LA Vampires featuring Matrix Metals

So Unreal

Dopo la collaborazione con Zola Jesus, torna la padroncina della Not Not Fun LA Vampires per un altro lavoro a quattro mani, stavolta non più in campo dark-sperimentale, ma in pieno territorio ipnagogico. Matrix Metals, alias Outer Limits Recordings, ossia Sam Meringue, è senz’altro, con James Ferraro, uno degli hypna-artisti più produttivi e meno aleatori: pezzi come “Tanning Salon” sono apici del micro-genere, e dischi come “Foxy Baby” ne sono un ragionato manuale. Trash ottanta, jingle che diventano canzoni a zero fedeltà, suoni da cassette inceppate, plastiche, Casio, sbrilluccicume ossigenato, psichedelia del basso musicale.
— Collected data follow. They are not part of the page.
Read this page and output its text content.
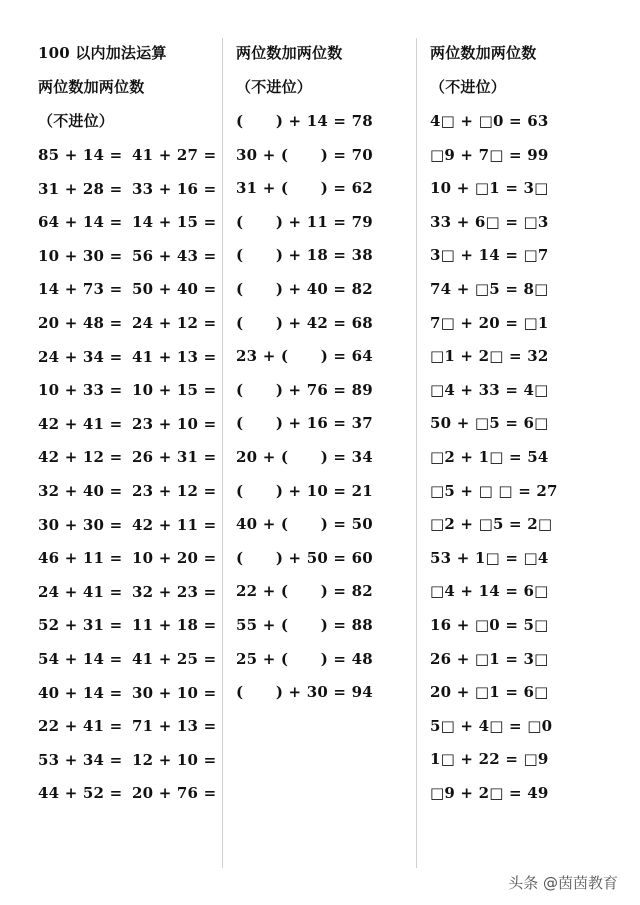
100 以内加法运算
两位数加两位数
（不进位）
85 + 14 = 41 + 27 =
31 + 28 = 33 + 16 =
64 + 14 = 14 + 15 =
10 + 30 = 56 + 43 =
14 + 73 = 50 + 40 =
20 + 48 = 24 + 12 =
24 + 34 = 41 + 13 =
10 + 33 = 10 + 15 =
42 + 41 = 23 + 10 =
42 + 12 = 26 + 31 =
32 + 40 = 23 + 12 =
30 + 30 = 42 + 11 =
46 + 11 = 10 + 20 =
24 + 41 = 32 + 23 =
52 + 31 = 11 + 18 =
54 + 14 = 41 + 25 =
40 + 14 = 30 + 10 =
22 + 41 = 71 + 13 =
53 + 34 = 12 + 10 =
44 + 52 = 20 + 76 =
两位数加两位数
（不进位）
(      ) + 14 = 78
30 + (      ) = 70
31 + (      ) = 62
(      ) + 11 = 79
(      ) + 18 = 38
(      ) + 40 = 82
(      ) + 42 = 68
23 + (      ) = 64
(      ) + 76 = 89
(      ) + 16 = 37
20 + (      ) = 34
(      ) + 10 = 21
40 + (      ) = 50
(      ) + 50 = 60
22 + (      ) = 82
55 + (      ) = 88
25 + (      ) = 48
(      ) + 30 = 94
两位数加两位数
（不进位）
4□ + □0 = 63
□9 + 7□ = 99
10 + □1 = 3□
33 + 6□ = □3
3□ + 14 = □7
74 + □5 = 8□
7□ + 20 = □1
□1 + 2□ = 32
□4 + 33 = 4□
50 + □5 = 6□
□2 + 1□ = 54
□5 + □ □ = 27
□2 + □5 = 2□
53 + 1□ = □4
□4 + 14 = 6□
16 + □0 = 5□
26 + □1 = 3□
20 + □1 = 6□
5□ + 4□ = □0
1□ + 22 = □9
□9 + 2□ = 49
头条 @茵茵教育
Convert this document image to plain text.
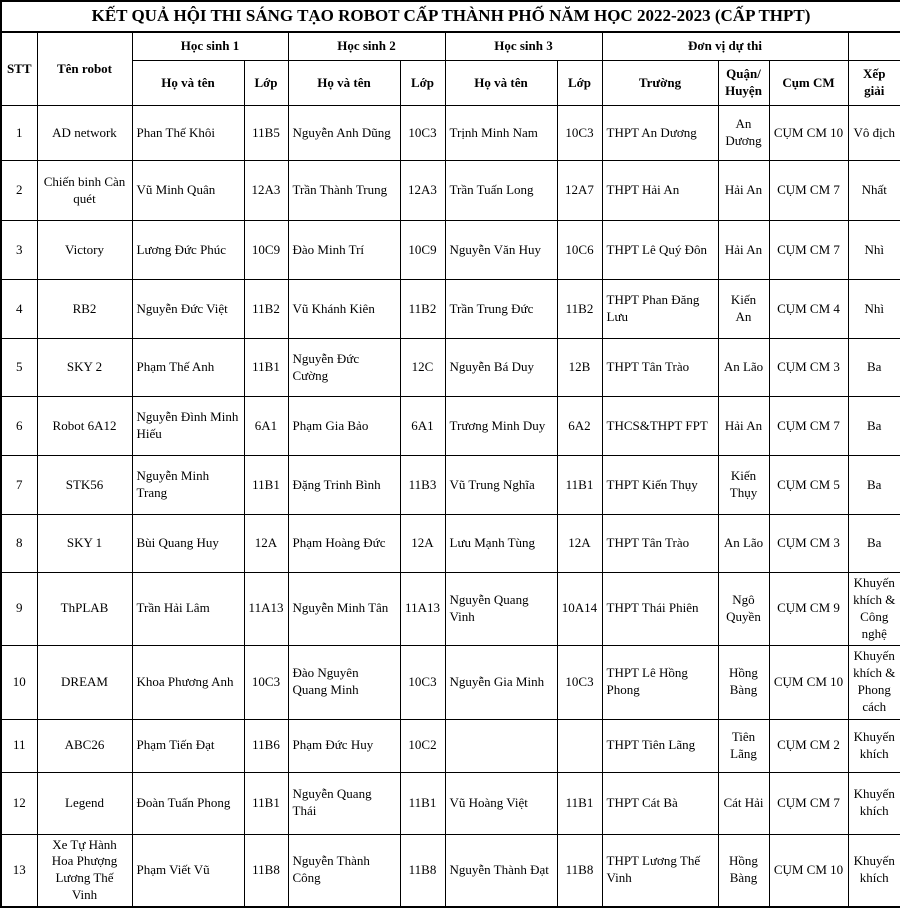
KẾT QUẢ HỘI THI SÁNG TẠO ROBOT CẤP THÀNH PHỐ NĂM HỌC 2022-2023 (CẤP THPT)											
STT	Tên robot	Học sinh 1		Học sinh 2		Học sinh 3		Đơn vị dự thi			
		Họ và tên	Lớp	Họ và tên	Lớp	Họ và tên	Lớp	Trường	Quận/ Huyện	Cụm CM	Xếp giải
1	AD network	Phan Thế Khôi	11B5	Nguyễn Anh Dũng	10C3	Trịnh Minh Nam	10C3	THPT An Dương	An Dương	CỤM CM 10	Vô địch
2	Chiến binh Càn quét	Vũ Minh Quân	12A3	Trần Thành Trung	12A3	Trần Tuấn Long	12A7	THPT Hải An	Hải An	CỤM CM 7	Nhất
3	Victory	Lương Đức Phúc	10C9	Đào Minh Trí	10C9	Nguyễn Văn Huy	10C6	THPT Lê Quý Đôn	Hải An	CỤM CM 7	Nhì
4	RB2	Nguyễn Đức Việt	11B2	Vũ Khánh Kiên	11B2	Trần Trung Đức	11B2	THPT Phan Đăng Lưu	Kiến An	CỤM CM 4	Nhì
5	SKY 2	Phạm Thế Anh	11B1	Nguyễn Đức Cường	12C	Nguyễn Bá Duy	12B	THPT Tân Trào	An Lão	CỤM CM 3	Ba
6	Robot 6A12	Nguyễn Đình Minh Hiếu	6A1	Phạm Gia Bảo	6A1	Trương Minh Duy	6A2	THCS&THPT FPT	Hải An	CỤM CM 7	Ba
7	STK56	Nguyễn Minh Trang	11B1	Đặng Trinh Bình	11B3	Vũ Trung Nghĩa	11B1	THPT Kiến Thụy	Kiến Thụy	CỤM CM 5	Ba
8	SKY 1	Bùi Quang Huy	12A	Phạm Hoàng Đức	12A	Lưu Mạnh Tùng	12A	THPT Tân Trào	An Lão	CỤM CM 3	Ba
9	ThPLAB	Trần Hải Lâm	11A13	Nguyễn Minh Tân	11A13	Nguyễn Quang Vinh	10A14	THPT Thái Phiên	Ngô Quyền	CỤM CM 9	Khuyến khích & Công nghệ
10	DREAM	Khoa Phương Anh	10C3	Đào Nguyên Quang Minh	10C3	Nguyễn Gia Minh	10C3	THPT Lê Hồng Phong	Hồng Bàng	CỤM CM 10	Khuyến khích & Phong cách
11	ABC26	Phạm Tiến Đạt	11B6	Phạm Đức Huy	10C2			THPT Tiên Lãng	Tiên Lãng	CỤM CM 2	Khuyến khích
12	Legend	Đoàn Tuấn Phong	11B1	Nguyễn Quang Thái	11B1	Vũ Hoàng Việt	11B1	THPT Cát Bà	Cát Hải	CỤM CM 7	Khuyến khích
13	Xe Tự Hành Hoa Phượng Lương Thế Vinh	Phạm Viết Vũ	11B8	Nguyễn Thành Công	11B8	Nguyễn Thành Đạt	11B8	THPT Lương Thế Vinh	Hồng Bàng	CỤM CM 10	Khuyến khích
La presenza del cantato fuori tono di Amanda Brown (= LA Vampires) fa aumentare di una spanna il gradiente pop del disco, ma tutto sommato si resta in ambiti psych-shitty sfilacciati. A distanza, per dire, dal versante glo-fi, che pure in alcuni episodi viene lambito: la title-track, ad esempio, parte tale e quale a un brano qualsiasi del Washed Out spiaggesco di “Life of Leisure”, e si propone forse come anello di congiunzione definitivo tra le due anime del baraccone hypna-chill (quella visionaria/new age/avant tipo Ferraro e quella poppissima tipo Neon Indian). 8 minuti e mezzo di basi italo rallentate, ghiribizzi di tastiere giocattolo e vocalismi sfocati: in altre parole, una cover drogata di una cover giocosa di un pezzaccio electro-truzzo scritto da un italiano impomatato nel 1982.
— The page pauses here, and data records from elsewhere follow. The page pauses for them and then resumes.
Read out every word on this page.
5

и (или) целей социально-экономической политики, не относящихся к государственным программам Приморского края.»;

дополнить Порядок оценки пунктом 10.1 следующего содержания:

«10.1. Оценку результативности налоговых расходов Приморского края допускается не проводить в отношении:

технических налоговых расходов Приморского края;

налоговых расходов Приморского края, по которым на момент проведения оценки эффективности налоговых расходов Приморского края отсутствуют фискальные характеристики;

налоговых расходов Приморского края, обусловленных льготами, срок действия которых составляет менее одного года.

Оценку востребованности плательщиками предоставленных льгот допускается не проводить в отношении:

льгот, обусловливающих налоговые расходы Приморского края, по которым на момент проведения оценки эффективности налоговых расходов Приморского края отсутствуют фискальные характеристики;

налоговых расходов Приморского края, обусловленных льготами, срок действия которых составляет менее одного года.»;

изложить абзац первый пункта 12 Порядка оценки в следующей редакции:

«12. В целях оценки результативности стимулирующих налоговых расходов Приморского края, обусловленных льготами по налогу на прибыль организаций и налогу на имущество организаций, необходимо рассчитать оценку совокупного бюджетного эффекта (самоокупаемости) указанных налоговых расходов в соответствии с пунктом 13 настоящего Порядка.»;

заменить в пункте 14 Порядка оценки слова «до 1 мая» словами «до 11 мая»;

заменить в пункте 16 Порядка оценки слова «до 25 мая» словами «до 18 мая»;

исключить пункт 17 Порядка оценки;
Più retro-futurista schizoide il resto del disco, dalla strafatta “Still Goin’ Down”, percossa da beat pesantissimi e da echi impossibili (pasticche a go-go), alle onde quadre di “Don’t Dance Alone”, agli antri umidicci con super-synth di “Make Me Over”. Nemmeno in “Berlin Baby”, dove alle percussioni sembra lavorare Sun Araw (tribalismi, insomma: spiagge vulcaniche) e dove il tiro pop sarebbe bello invitante, la Brown modifica lo scazzo smorfioso del suo cantato-parlato, che tocca il suo picco nelle spire stonate di “How Would U Know”. Matrix Metals, ai suoi servigi, limita un po’ le divagazioni, ma d’altronde la ripetitività con scopo frastornante era già nel suo repertorio, e pure il basso dub-ipnotico di Britt Brown va in questa direzione.
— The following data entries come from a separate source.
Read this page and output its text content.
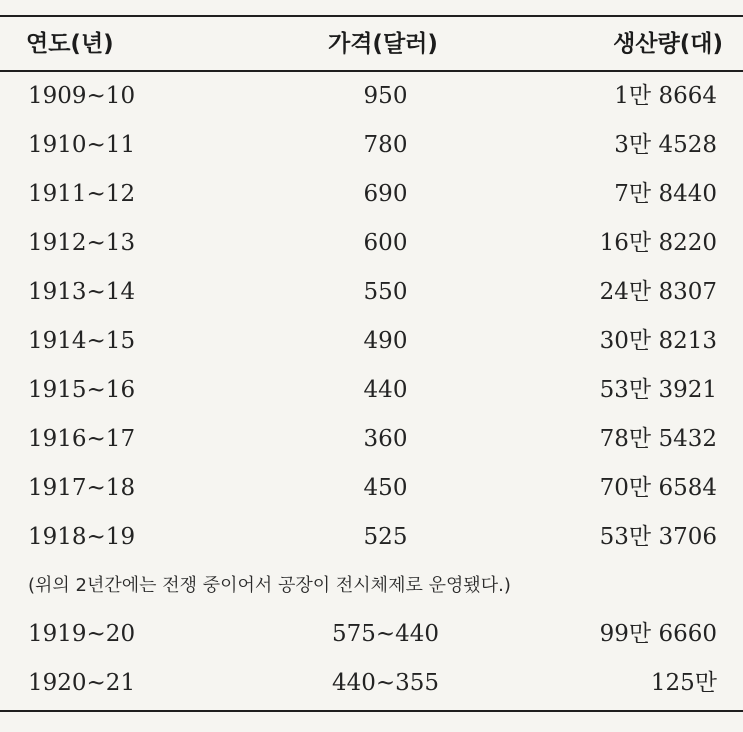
연도(년)	가격(달러)	생산량(대)
1909~10	950	1만 8664
1910~11	780	3만 4528
1911~12	690	7만 8440
1912~13	600	16만 8220
1913~14	550	24만 8307
1914~15	490	30만 8213
1915~16	440	53만 3921
1916~17	360	78만 5432
1917~18	450	70만 6584
1918~19	525	53만 3706
(위의 2년간에는 전쟁 중이어서 공장이 전시체제로 운영됐다.)
1919~20	575~440	99만 6660
1920~21	440~355	125만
La scintilla memoriale che dovrebbe scattare nei dischi hypna via riuso allucinogeno del materiale di scarto ’80, qua, funziona meno rispetto alle summe di Meringue e Ferraro (il cui ultimo lavoro per la Olde English Spelling Bee è forse il frutto più maturo e compiuto – e probabile pietra tombale – del genere), eppure non si sfocia mai nel Pop. Si resta tra le due dimensioni, per un disco che forse potrebbe diventare la via più diretta e sintetica di immergersi nell’America underground/Altered Zones 2009-10.